À ce sujet, laissons parler Aude Mirkovic, maître de conférence en droit privé et spécialiste de bioéthique, qui était interviewée par Atlantico ce 30 avril 2018 : « Personne ne veut l’acharnement thérapeutique et il est acquis que, lorsque des traitements sont devenus inutiles, disproportionnés, et n’ont d’autre effet que de maintenir artificiellement quelqu’un en vie, ils n’ont pas de sens et qu’il vaut lieux laisser la mort faire son œuvre (…). Le problème est que certaines sociétés aujourd’hui, c’est le cas de la France et visiblement également de l’Angleterre, assimilent des personnes lourdement handicapées à des personnes en fin de vie, ce qu’elles ne sont pas. (…) Dans le cas de ces patients dépendants pour vivre, l’arrêt des traitements signifie qu’ils vont mourir, non pas de leur maladie ou de vieillesse, mais de faim ou de soif selon les cas. Lorsque les médecins ont débranché la respiration artificielle d’Alfie, il s’est mis à respirer tout seul, il était bien vivant. ».
L’abjection des défenseurs d’une société eugénique
Certains, sans cœur visiblement, ont trouvé normal de laisser mourir Alfie Evans. Ils sont heureusement une minorité si l’on en juge par la consternation des réactions. Prenons quelques-uns de leurs « arguments » (même s’il n’y a pas d’arguments qui tiennent pour l’amour d’un enfant).
1. La compassion et la dignité
Ceux qui, pour justifier la décision injustifiable de l’hôpital, évoquent la « compassion » et la « dignité » défendent des arguments particulièrement abjects. La compassion ne peut pas être synonyme de mort. La dignité humaine, c’est justement celle AUSSI des plus fragiles, des plus vulnérables. Il n’y a AUCUNE vie humaine indigne d’être vécue. Celui qui pense le contraire n’a, à l’évidence, pas les mêmes valeurs que les miennes et que, on l’espère, la plupart des contemporains.
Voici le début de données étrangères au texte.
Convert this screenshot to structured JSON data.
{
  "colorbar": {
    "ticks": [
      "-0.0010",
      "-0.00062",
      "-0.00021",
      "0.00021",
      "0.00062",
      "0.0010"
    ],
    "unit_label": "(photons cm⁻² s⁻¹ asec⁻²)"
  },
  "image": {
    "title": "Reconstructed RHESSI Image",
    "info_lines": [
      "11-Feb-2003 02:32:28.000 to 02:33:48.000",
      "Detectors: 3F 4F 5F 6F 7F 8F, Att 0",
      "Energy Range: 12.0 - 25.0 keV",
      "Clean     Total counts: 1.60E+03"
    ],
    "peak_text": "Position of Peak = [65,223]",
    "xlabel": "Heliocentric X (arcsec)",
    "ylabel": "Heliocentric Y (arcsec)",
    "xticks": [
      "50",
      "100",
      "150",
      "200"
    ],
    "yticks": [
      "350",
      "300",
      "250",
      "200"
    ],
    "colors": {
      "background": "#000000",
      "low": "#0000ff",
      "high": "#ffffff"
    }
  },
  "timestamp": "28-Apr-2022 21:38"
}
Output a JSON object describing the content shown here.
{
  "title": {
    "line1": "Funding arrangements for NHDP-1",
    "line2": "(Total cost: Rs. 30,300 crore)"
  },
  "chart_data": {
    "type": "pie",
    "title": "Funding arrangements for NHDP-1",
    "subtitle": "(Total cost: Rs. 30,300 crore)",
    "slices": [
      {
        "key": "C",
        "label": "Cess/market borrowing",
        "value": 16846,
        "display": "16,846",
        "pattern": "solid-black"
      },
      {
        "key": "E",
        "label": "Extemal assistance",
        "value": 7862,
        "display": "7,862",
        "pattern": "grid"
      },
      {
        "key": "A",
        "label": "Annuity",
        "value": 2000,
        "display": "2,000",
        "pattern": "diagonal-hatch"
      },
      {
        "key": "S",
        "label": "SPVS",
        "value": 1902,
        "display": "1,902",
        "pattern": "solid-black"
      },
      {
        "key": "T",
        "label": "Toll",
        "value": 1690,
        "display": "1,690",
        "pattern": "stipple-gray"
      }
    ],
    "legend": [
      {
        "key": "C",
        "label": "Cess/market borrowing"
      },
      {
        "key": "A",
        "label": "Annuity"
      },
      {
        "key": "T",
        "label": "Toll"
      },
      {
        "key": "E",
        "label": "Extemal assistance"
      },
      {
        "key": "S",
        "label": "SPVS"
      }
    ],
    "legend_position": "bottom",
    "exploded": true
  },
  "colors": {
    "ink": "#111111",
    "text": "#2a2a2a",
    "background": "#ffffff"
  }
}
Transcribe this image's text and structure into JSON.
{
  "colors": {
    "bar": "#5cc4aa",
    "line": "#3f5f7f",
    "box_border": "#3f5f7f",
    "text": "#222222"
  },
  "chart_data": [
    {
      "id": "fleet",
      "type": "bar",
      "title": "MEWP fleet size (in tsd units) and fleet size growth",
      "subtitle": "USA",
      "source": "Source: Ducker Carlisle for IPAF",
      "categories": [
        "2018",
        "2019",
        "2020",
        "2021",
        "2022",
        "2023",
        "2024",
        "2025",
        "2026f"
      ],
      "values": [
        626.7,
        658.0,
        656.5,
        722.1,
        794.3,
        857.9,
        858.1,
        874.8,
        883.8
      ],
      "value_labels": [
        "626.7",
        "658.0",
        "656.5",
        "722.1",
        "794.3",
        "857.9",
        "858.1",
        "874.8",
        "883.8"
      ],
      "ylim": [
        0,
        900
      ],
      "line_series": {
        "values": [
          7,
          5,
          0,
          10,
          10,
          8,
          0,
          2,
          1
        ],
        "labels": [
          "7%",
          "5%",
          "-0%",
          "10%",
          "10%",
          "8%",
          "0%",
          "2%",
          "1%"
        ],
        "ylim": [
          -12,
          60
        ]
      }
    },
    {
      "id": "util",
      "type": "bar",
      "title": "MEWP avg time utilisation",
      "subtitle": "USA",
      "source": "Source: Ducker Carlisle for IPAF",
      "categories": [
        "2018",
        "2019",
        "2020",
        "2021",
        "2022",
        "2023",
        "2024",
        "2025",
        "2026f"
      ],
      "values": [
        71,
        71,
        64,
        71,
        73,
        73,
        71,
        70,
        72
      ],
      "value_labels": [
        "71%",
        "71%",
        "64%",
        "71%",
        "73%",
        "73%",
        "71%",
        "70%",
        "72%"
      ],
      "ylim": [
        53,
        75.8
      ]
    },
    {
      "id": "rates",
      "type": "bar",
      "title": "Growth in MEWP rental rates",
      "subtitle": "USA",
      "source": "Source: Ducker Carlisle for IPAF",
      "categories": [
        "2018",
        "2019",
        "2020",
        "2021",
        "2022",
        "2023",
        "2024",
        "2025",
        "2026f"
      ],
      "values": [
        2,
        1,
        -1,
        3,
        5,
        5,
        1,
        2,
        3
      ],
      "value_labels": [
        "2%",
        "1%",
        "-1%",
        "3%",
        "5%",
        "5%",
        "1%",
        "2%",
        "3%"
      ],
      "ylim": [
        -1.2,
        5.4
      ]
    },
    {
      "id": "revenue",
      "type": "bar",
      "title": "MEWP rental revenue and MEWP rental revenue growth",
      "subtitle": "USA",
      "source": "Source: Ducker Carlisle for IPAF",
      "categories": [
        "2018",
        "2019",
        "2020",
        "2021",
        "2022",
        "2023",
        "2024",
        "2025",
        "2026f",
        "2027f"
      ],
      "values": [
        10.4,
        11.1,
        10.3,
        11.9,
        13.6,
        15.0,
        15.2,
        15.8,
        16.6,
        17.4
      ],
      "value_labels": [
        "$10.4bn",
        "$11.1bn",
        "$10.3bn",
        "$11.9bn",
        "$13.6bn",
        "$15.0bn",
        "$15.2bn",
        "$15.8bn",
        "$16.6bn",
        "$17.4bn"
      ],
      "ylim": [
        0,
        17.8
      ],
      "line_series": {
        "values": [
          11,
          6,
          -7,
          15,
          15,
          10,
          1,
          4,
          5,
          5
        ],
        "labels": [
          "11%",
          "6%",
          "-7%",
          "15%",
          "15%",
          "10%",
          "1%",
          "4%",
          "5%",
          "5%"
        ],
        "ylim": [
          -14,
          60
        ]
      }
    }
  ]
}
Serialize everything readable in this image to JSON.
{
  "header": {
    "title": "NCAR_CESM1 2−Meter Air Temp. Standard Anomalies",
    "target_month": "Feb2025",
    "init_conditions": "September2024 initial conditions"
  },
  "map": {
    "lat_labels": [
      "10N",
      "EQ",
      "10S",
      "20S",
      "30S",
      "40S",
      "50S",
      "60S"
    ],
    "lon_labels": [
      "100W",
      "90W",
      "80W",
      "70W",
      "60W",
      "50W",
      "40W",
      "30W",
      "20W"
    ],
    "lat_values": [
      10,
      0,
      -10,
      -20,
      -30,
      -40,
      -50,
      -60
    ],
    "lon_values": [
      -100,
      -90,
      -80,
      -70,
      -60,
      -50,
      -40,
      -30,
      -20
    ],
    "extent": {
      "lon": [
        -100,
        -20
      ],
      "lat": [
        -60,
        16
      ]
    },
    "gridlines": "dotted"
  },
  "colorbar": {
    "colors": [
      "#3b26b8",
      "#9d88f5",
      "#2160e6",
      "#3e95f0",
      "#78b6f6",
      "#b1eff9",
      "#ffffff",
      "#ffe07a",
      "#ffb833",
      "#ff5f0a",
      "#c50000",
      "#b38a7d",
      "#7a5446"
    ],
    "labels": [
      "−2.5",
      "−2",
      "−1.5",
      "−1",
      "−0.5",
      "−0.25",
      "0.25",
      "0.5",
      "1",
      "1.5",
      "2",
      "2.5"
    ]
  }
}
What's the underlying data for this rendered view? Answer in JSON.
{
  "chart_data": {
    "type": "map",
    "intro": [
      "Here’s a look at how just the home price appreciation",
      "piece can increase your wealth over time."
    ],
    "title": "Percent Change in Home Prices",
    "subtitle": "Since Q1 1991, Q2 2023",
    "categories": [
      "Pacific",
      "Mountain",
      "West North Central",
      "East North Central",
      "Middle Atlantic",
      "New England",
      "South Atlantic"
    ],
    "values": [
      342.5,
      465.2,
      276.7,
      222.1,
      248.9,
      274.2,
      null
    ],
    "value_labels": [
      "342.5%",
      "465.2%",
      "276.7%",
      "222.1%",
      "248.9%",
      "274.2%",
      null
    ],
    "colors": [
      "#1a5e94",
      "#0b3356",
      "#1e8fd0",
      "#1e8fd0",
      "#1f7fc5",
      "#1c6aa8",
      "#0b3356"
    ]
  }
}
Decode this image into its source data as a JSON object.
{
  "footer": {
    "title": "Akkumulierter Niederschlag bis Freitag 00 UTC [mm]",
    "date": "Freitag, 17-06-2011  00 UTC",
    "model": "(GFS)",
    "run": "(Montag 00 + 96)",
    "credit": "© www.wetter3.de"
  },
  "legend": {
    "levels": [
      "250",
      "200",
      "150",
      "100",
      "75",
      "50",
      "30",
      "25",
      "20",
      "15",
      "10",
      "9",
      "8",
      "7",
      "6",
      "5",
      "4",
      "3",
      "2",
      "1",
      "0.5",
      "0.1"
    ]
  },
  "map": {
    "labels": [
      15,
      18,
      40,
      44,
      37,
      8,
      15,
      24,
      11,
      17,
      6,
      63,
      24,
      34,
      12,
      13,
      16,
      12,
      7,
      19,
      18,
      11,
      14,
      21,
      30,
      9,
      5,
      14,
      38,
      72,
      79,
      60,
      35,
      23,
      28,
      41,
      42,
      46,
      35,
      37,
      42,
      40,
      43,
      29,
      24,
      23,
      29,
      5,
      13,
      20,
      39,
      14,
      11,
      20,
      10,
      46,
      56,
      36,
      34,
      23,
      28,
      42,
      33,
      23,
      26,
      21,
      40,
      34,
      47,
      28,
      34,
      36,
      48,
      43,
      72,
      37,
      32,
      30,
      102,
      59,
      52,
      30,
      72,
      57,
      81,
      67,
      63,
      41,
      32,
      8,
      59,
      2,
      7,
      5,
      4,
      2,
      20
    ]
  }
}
Car dès lors qu’on considère qu’une vie humaine n’est pas digne d’être vécue, on aboutit nécessairement à une société eugénique, c’est-à-dire qui sélectionnerait, selon des critères qu’on croirait rationnels alors qu’ils seraient totalement arbitraires, qui est digne et qui est indigne de vivre. Pas la peine d’aller trop loin dans l’histoire du monde pour voir une correspondance avec l’idéologie nazie : Juifs, personnes en situation de handicap, tziganes, etc. Eux ne valaient pas le coup de vivre. Il fallait les supprimer. Une fois « l’épuration » achevée, jusqu’où seraient-ils allés ? Si on remonte plus loin, on peut imaginer la Terreur sous Robespierre où l’élimination était plus politique qu’idéologique ou médicale, mais cela procédait à la même folie de sélection et d’élimination.
Cela fait penser au film de Wes Anderson, « L’Île aux chiens » (sorti le 23 mars 2018), où la sélection est médico-spéciste. Cela fait penser aussi au film d’Andrew Niccol, « Bienvenue à Gattaca » (sorti le 24 octobre 1997), où la société sépare la population en « valides » (les génétiquement parfaits, par PMA) et en « invalides » (les conçus par la voie naturelle, forcément génétiquement imparfaits). C’est la raison pour laquelle le professeur Jacques Testart (qui n’a rien d’un catholique, rappelons que l’éthique n’est pas réservée aux seules religions et que, fort heureusement, d’autres ont, eux aussi, le souci des plus fragiles) s’est toujours opposé au diagnostic prénatal qui permet de sélectionner les fœtus qui ont le droit de vivre des autres, dont on aurait détecté une anomalie (plus ou moins grave, la frontière ne peut être qu’arbitraire).
C’est important aussi de rappeler que le handicap est la seule possibilité de l’évolution au sens darwinien du terme. Le handicap est d’abord une erreur de la nature, une « anormalité ». S’il y a beaucoup de handicaps qui mettent les êtres ou l’espèce « dans les choux », d’autres permettent au contraire de mieux s’adapter à son environnement et à son mode de vie. Or, avec les changements climatiques, cela sera de toute façon nécessaire. Le handicap est une diversité extrême. Et c’est la diversité qui enrichit une espèce, une population (il suffit de voir les familles royales dont sont issues des personnes avec très peu de sang diversifié).
2. Les gros sous
Mais ceux qui, dans le débat, évoquent le coût des soins sont encore pires dans l’abjection. Le raisonnement comptable aboutirait aux mêmes dérives eugéniques que précédemment, mais avec une considération économique. Il est là l’ultralibéralisme et nullement ailleurs : est-ce que cela vaut le coût (et le coup) qu’on le soigne ? Si l’on sait qu’il ne produira jamais de sa vie, que sa vie sera de toute façon courte, alors pas la peine de miser sur le patient parce qu’il n’y aura pas de retour sur investissement. Quelle horreur.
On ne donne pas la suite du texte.